09 mai 2006

As Drageias do Senhor Leitor - XMAS


Explicaram-me, por volta de 1984, que o Pai Natal ajudava o Menino Jesus com a entrega das prendas. Uma espécie de holding Xmas internacional, portanto. Foi a partir desse ano em que a Suécia ganhou a Eurovisão que comecei a ficar confuso. Como trabalhariam aqueles dois seres? Ainda que pequeno, começava já a colocar questões de ordem intergeracional e relativas à gestão do conflicto de interesses. Quem leva o quê? Quem distribui primeiro? Resolvi então afogar as minhas ansias em filhozes. Para quem não sabe, doces do Norte- de Portugal, claro está- que ajudam a que pensemos que o ano que vem será melhor. A época pubertária, essa, livre das tensões entre Nicolau e Jesus, revelou-se fatídica: o prozac de abóbora veio a constituir-se como uma arma de destrucção massiva na minha cútis. Habituei as mulheres da minha família a que enchessem o meu prato de sobremesa de filhozes. Fiz mal. O resultado veio a ser o que se segue: matei o meu Pai Natal, mas criei um monstro maior. As porrinhas.
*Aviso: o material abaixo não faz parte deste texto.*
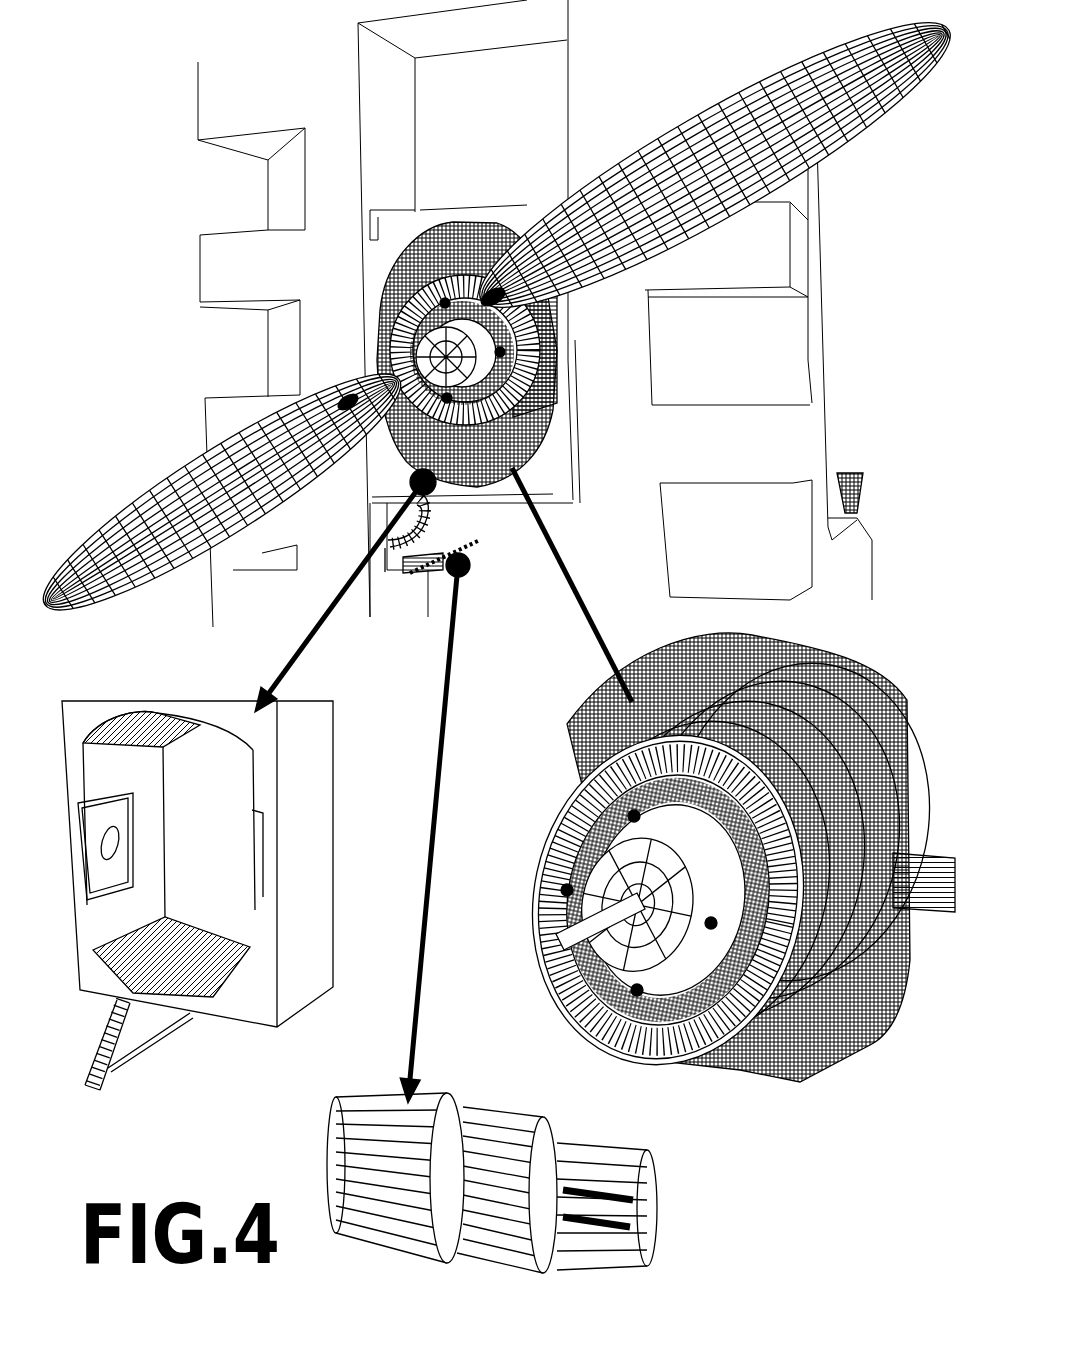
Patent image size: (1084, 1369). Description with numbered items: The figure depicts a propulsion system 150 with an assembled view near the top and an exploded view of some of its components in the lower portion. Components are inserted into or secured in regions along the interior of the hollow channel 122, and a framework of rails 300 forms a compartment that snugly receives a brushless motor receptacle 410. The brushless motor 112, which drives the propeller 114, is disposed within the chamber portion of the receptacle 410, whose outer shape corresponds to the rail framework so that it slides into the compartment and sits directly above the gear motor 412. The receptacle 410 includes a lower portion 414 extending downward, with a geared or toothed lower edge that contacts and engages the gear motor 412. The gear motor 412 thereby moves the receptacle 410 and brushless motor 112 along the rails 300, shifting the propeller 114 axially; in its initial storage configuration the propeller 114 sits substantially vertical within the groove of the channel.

As porrinhas são três mulheres da minha família educadas entre outras seis. Juntas, ou seja, as nove, formam uma espécie de comunidade matriarcal que se dedica a alimentar os homens da mesma família. Por mais que um se esforce um para não ter que comprar calças novas em Janeiro, as porrinhas ganham sempre. Curioso fenómeno de ironía culinária o que se deu nessa zona da Ria nos últimos Natais: as filhozes, outrora prozac de abóbora eficaz contra a inexistencia do Pai Natal e do Menino Jesus, transformaram-se, a partir da segunda metade dos anos noventa, num fenómeno de dominação geracional. Ou seja: ao assassinar o meu Pai Natal e ao fugir da resolução desse conflicto de gerações que começara por atormentar-me não consegui ultrapassar o meu próprio conflicto familiar de cariz igualmente geracional. Aceitei as filhozes passivamente durante demasiado tempo. E agora, aquelas mulheres de bata azul começam a ganhar terreno. Se não me ponho à defensiva, em breve necessitarei de uma bata azul, mas esta, muito maior do que o casaquinho vermelho que cobre a barriga do Nicolau.